Along with travel bans imposed on southern Africa following the identification of the Omicron variant, developed countries have frequently imposed travel advisories in the wake of African  national  outbreak  alerts.  For instance, the United States Centers for Disease Control imposed restrictions on incoming travelers from Guinea and DRC following Ebola outbreaks that involved only a handful of cases in each country.  Moeti expressed WHO’s interest in supporting its Member States and partners to think through such processes.

Aligning and streamlining WHO and Africa CDC efforts

Every year in fact, WHO responds to over 100 public health outbreak events of different sizes and different severity.
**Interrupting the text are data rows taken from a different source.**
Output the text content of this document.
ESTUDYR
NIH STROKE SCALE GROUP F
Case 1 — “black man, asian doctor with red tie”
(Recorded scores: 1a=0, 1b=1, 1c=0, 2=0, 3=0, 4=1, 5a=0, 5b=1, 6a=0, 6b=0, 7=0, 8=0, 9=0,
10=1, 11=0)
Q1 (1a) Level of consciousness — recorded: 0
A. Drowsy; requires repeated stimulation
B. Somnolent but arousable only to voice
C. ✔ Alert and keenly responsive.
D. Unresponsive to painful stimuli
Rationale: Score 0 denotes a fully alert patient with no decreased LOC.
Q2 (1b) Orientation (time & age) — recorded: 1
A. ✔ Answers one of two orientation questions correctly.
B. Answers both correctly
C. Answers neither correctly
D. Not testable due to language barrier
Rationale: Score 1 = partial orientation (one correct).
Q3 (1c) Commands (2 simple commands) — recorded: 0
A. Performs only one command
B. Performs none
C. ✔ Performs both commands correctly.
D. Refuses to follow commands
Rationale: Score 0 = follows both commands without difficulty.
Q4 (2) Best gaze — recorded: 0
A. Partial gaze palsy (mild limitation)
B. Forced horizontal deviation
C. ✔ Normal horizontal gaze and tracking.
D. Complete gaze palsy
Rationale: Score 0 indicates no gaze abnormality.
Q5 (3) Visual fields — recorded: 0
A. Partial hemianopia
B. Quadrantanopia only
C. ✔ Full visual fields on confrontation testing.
Outbreaks at national level are declared by national government authorities.  But in the case of Africa or other developing regions, national outbreak announcements are closely coordinated with  WHO and those may also be greatly delayed – as was the case of the Malawi polio outbreak alert last February – which occurred three months after the polio case was first reported.  

Speaking in May at a pre-World Health Assembly briefing  Gueye noted that as with so many other issues in Africa’s health system, there is need for improved coordination between WHO and African members states generally.

Open Briefing to 75th WHA: Left to Right: Priti Patnaik, Agnes Soucat of the French Development Agency and WHO’s Abdou Salam Gueye discuss the global architecture for health emergencies response.

“We need several Africa CDCs in order to tackle those issues,” said Gueye, speaking metaphorically about the need for more resources overall. “What we need is just to have a coordination mechanism where what needs to be done will be clarified, and also people will work together in a complementary manner,” Gueye said. 

Gueye said he had recently visited Addis Ababa, Ethiopia’s capital city, where he discussed with colleagues at the Africa CDC ways to improve collaboration.

“We said what we want to do and they said what they want to do,” he related, suggesting a more formal coordinating mechanism could also be useful. “We could complement each other at any point and there is a place for an additional organization to work together. We need better streamlining in order to know what the other is doing and where we can really put our force together and succeed.”

Elaine Ruth Fletcher contributed to this story.